N,S dual-doped carbon nanosheet networks with hierarchical porosity derived from biomass of Allium cepa as efficient catalysts for oxygen reduction and Zn–air batteries

Abstract

Efficient metal-free electrocatalysts for oxygen reduction reactions (ORR) have been actively pursued in recent years to promote the application of fuel cells and metal–air batteries. In this work, hierarchically porous nitrogen and sulfur dual-doped carbon nanosheet networks (N,S-HPC) were facilely synthesized by pyrolysis of Allium cepa chips impregnated with thiourea and KOH. The as-prepared N,S-HPC featured high content of N and S dopants (5.32 at.% for N and 2.23 at.% for S, respectively), abundant catalytically active sites, unique hierarchically porous architecture, large surface area (1859 m2 g−1) and exhibited remarkable electrocatalytic activity toward ORR with positive onset/half-wave potential and large limiting diffusion current.
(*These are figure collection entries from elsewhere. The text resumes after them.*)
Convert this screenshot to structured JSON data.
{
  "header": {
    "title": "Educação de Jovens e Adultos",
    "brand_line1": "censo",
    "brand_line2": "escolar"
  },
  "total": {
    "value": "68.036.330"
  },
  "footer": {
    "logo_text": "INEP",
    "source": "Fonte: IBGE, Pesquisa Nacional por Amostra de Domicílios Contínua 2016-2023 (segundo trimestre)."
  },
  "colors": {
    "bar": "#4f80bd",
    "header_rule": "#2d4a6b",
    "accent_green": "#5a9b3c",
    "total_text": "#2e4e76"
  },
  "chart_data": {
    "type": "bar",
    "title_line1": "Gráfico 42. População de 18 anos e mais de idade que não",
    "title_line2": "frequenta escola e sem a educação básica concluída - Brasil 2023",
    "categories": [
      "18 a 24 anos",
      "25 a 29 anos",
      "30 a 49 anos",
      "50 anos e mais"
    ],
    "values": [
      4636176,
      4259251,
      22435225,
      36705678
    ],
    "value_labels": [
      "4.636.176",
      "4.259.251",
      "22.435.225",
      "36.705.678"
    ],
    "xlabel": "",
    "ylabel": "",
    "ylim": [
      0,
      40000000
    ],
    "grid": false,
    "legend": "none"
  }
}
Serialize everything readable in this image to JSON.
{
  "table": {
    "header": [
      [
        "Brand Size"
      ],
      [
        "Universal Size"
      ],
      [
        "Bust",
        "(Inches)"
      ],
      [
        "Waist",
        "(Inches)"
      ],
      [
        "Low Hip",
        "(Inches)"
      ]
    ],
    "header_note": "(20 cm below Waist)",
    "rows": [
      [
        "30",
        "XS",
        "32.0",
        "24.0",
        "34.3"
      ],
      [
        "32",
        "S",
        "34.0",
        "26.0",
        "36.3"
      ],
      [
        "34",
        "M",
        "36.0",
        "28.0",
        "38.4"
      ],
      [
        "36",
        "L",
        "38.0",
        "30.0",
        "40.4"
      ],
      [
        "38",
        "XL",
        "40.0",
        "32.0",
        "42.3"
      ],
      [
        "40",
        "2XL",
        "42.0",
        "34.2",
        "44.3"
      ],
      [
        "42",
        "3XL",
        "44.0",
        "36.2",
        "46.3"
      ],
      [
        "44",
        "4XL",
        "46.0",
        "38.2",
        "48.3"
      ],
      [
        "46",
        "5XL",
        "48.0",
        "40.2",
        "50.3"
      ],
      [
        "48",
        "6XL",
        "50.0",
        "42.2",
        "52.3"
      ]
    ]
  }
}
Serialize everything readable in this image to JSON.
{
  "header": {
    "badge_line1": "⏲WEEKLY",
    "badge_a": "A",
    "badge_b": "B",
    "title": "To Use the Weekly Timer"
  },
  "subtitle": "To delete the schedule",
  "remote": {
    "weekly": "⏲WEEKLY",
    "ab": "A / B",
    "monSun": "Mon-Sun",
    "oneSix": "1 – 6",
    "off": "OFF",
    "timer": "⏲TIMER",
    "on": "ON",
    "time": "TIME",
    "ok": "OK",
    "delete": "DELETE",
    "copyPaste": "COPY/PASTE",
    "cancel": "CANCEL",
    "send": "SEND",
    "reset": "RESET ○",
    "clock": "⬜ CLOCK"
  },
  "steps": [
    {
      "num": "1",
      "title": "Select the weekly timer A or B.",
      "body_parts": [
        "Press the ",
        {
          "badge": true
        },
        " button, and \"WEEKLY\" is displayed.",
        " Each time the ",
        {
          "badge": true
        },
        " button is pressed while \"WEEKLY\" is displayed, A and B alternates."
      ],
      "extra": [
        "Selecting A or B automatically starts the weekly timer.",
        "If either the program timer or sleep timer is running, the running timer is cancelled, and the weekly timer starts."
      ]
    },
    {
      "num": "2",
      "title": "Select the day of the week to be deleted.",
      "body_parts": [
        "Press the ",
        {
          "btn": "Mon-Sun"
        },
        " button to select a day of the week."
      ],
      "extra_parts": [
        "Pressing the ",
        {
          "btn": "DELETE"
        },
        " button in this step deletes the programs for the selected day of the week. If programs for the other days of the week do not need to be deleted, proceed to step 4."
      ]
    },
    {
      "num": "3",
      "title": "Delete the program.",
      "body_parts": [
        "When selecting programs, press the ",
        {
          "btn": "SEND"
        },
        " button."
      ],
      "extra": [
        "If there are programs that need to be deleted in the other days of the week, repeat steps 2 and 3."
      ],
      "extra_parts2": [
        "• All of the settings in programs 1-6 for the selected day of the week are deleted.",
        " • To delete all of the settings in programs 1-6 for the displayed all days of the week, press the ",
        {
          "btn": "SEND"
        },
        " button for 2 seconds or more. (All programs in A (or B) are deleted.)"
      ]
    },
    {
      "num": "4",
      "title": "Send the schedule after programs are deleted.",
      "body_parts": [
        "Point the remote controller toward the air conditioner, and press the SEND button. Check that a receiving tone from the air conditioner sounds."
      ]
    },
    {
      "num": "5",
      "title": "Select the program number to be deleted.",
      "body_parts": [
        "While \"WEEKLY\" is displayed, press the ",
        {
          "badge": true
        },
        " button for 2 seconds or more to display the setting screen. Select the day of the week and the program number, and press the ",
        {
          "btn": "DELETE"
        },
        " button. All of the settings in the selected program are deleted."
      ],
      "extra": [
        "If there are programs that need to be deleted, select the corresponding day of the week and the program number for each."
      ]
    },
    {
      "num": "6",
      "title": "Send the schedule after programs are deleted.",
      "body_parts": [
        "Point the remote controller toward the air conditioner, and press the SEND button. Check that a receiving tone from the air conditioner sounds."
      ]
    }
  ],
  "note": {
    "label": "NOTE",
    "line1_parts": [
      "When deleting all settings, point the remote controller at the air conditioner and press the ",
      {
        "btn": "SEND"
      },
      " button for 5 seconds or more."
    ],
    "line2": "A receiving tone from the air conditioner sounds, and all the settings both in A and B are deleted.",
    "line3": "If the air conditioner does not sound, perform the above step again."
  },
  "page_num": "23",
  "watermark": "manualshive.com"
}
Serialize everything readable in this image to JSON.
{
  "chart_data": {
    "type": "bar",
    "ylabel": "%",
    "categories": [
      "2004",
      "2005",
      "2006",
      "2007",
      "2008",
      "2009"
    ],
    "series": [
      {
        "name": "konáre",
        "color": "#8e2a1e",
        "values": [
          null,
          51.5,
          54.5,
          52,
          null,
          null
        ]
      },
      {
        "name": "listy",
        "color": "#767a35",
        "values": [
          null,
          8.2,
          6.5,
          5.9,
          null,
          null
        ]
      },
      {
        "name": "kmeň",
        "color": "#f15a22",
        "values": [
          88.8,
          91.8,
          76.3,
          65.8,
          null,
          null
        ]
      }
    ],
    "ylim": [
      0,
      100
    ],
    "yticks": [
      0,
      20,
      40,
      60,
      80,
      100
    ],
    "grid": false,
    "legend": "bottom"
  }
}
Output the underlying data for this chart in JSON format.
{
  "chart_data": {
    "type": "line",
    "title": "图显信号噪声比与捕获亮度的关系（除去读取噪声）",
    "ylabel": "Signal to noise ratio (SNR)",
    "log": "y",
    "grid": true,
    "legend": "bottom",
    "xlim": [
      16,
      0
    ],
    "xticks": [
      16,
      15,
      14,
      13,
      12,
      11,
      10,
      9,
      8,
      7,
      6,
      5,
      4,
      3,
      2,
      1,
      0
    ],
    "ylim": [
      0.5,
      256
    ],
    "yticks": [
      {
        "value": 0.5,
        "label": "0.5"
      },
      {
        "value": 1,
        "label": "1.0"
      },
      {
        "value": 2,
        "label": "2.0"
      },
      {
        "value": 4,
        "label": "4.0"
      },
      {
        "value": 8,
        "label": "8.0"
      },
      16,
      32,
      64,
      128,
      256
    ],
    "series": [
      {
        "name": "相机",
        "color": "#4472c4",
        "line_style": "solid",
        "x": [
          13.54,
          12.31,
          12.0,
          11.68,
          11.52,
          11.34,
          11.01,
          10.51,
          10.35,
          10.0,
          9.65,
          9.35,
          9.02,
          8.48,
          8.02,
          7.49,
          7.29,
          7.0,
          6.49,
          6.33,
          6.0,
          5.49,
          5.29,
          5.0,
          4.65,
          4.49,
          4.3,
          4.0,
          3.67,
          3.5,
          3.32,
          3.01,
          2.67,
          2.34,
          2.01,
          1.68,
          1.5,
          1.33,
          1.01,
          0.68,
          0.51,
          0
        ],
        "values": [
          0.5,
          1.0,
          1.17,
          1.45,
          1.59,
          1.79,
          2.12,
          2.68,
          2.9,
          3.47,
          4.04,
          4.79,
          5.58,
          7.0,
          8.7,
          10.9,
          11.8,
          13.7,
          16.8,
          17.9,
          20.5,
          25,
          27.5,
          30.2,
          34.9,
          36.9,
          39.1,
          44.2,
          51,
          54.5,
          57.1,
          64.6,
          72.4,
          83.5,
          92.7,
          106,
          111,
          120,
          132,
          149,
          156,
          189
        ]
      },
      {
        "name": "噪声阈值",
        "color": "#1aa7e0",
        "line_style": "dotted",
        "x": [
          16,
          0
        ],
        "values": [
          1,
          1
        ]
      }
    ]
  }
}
In addition, N,S-HPC showed much better long-time stability and resistance to methanol crossover than Pt/C did. When used as the cathodic catalysts of Zn–air battery, N,S-HPC outperformed Pt/C in terms of the open-circuit potential, discharge current density, peak power density, specific capacity and rate performance, showing promise as an alternative to Pt/C for application in fuel cells and metal–air batteries.